Abigail, em situação de acentuada vulnerabilidade econômica e social, foi vítima de sucessivas agressões físicas e psicológicas perpetradas por seu companheiro, Tomé, com quem manteve união estável, formalizada mediante escritura pública, durante uma década. Dessa relação nasceram dois filhos, Amir e Breno, atualmente com cinco e três anos de idade. Em decorrência de um episódio especialmente grave de violência, que culminou na hospitalização de Abigail por lesões corporais de natureza séria, foi deferida medida protetiva de urgência, determinando o afastamento de Tomé do lar comum. Durante o curso da união, Abigail abandonou o vínculo empregatício formal por imposição do companheiro, passando a viver em completa dependência financeira. Diante da gravidade dos fatos, o Ministério Público promoveu a instauração de ação penal. Paralelamente, Abigail procurou a Defensoria Pública do Estado de Pernambuco, a fim de obter orientação quanto às repercussões cíveis oriundas da violência sofrida. Assinale a opção que apresenta, corretamente, a orientação dada pela Defensoria Pública do Estado de Pernambuco.
- A)A lesão corporal grave sofrida por Abigail, por si só, não leva à perda da autoridade parental do genitor por ato judicial, a menos que os filhos também tenham sido vítimas.
Incorreta. Violência grave contra a mãe pode repercutir na autoridade parental mesmo sem agressão direta aos filhos.
- B)Nos casos de violência doméstica, não se admite a presunção de abalo moral, sendo indispensável a demonstração específica do sofrimento e da dor experimentada por Abigail.
Incorreta. A violência doméstica admite reconhecimento de dano moral sem prova específica do sofrimento ordinário.
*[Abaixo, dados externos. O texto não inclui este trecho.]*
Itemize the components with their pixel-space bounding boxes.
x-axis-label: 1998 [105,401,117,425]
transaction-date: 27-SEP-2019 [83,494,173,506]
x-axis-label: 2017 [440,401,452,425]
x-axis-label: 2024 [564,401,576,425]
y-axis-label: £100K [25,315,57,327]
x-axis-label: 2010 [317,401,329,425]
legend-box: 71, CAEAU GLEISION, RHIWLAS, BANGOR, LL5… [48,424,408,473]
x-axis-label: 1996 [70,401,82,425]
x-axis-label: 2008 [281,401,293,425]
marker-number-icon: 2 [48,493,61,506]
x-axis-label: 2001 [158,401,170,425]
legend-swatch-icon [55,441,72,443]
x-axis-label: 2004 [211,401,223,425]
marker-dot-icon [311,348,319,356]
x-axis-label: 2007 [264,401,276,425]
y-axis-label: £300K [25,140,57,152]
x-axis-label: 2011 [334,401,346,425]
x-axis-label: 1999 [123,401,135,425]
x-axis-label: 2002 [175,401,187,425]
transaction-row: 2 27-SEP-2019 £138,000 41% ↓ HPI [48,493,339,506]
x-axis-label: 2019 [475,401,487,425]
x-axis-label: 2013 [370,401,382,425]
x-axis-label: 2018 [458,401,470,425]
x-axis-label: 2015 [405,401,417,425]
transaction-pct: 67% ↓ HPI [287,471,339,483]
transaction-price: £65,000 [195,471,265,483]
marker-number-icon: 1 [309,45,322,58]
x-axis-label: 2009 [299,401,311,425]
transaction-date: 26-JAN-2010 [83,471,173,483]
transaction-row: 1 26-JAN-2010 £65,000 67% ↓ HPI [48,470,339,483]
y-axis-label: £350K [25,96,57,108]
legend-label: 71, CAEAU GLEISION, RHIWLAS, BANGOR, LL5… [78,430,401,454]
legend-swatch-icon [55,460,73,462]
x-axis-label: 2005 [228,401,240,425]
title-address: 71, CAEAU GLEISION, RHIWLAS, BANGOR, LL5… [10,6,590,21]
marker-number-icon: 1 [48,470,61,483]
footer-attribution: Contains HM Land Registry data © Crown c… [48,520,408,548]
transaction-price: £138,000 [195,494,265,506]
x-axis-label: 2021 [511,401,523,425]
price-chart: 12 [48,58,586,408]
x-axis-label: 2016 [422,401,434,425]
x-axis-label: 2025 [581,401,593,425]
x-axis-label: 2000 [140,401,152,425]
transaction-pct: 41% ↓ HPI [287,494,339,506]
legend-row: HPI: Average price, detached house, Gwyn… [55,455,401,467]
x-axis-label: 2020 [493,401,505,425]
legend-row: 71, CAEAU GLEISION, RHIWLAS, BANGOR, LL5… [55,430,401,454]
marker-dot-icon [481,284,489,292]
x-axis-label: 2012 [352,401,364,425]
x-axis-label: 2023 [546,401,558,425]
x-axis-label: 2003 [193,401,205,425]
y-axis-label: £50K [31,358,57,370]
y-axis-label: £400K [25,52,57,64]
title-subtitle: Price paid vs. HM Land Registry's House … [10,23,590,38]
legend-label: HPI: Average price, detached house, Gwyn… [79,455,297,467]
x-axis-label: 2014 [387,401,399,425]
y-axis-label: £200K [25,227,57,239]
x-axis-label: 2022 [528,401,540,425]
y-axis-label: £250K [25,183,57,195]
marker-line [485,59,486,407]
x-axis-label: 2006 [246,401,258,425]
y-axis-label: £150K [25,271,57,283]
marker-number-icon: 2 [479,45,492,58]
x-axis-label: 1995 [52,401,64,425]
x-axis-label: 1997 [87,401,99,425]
- C)A pensão alimentícia para vítima de violência doméstica reveste-se de caráter excepcional, sendo fixada somente após sentença condenatória e mediante comprovação de desequilíbrio econômico entre os conviventes.
Incorreta. Alimentos provisórios podem ser fixados como medida protetiva, sem aguardar sentença penal condenatória.
- D)Abigail poderá ajuizar ação de dissolução de união estável no Juizado de Violência Doméstica e Familiar contra a Mulher, que, entretanto, não possui competência para apreciar o pedido de partilha de bens.
Correta. A competência do Juizado abrange a dissolução, mas não a partilha patrimonial.
- E)A guarda compartilhada continua sendo a regra mesmo diante de violência doméstica, salvo se demonstrado que os filhos foram vítimas de lesões corporais graves por ato de Tomé.
Incorreta. A guarda compartilhada pode ser afastada diante de risco ou violência doméstica.
Gabarito: D
O Juizado de Violência Doméstica e Familiar pode apreciar pedido de divórcio ou dissolução de união estável formulado pela mulher, mas a pretensão de partilha de bens fica excluída dessa competência.